According to IMF the main forces behind the low economic growth are the decline in the oil prices and exchange rate movements. These are creators of winners and losers in the global economy. On the shadow of low oil prices forecast for advanced economies is increase of output to 2.4 percent from 1.8 percent. Projected growth for US is 3 percent. The growth is supported by net exports from recent dollar appreciation. The growth in euro area shows positive sign due to lower oil prices, low interest rates and weaker euro. The growth in Japan is also based on lower oil prices and weaker yen.

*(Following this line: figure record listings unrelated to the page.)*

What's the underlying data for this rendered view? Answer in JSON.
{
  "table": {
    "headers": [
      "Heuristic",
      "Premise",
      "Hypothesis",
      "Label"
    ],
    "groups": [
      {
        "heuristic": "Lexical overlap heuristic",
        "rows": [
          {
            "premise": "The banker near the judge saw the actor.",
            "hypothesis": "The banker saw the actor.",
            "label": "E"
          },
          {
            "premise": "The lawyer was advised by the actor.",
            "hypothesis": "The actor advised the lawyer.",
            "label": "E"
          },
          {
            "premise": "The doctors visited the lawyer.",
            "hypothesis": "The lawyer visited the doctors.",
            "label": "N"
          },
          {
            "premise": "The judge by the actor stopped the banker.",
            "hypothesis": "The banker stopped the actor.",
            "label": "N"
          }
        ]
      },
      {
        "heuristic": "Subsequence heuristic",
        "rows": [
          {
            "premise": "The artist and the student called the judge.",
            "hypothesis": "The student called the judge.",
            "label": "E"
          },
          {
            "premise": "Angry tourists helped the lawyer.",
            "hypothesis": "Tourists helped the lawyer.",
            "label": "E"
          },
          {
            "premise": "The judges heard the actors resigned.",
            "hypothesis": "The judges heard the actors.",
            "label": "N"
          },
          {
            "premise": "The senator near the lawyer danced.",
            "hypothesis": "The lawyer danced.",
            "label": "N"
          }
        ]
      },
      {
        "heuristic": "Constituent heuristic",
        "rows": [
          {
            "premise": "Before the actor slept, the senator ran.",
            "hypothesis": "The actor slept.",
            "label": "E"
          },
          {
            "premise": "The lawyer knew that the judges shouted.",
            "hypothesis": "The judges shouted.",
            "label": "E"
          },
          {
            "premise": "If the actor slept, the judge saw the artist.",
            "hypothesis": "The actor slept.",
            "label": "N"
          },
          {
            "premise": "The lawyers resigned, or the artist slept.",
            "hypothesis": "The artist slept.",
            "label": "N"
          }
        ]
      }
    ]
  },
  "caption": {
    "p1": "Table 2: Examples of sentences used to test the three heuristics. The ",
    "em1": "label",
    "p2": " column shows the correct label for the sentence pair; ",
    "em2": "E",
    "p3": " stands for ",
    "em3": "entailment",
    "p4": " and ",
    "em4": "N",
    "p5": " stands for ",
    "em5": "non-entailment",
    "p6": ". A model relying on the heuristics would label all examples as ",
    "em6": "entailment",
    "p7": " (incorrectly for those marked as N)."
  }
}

Despite economic gains for advanced markets emerging and developing markets have losses. Only the slow growth in these markets does not apply to India. Growth is forecasted to slow from 4.6 percent last year to 4.3 percent in 2015. The drop of oil price sharply slow down the economy of oil exporting countries- for instance Russia, Iran and many non- OPEC countries. Slowdown of investment harms China’s economy. Latin America also has very weakened outlook due to lower commodity prices.

Changes in the global market can have the same time positive and negative effects on the different countries. As it is mentioned above low price of oil for some countries give advantage to reduce energy expenses and instead to boost the industry, but for oil exporting countries it is reduction of incomes. The same phenomenon works for US dollar. The appreciation of dollar has negative impact for the countries, whose trade relations are based on dollar in terms of import. The risks of geopolitical tensions around the world have also unwanted effects on the global economy.

Overall estimation shows that both markets emerging and developing economies and advanced economies need to set new reform projections according to the global market new requirements. Reforms concerned to education, labor and product markets in emerging and developing countries. And reform toward infrastructure investments in advanced economies.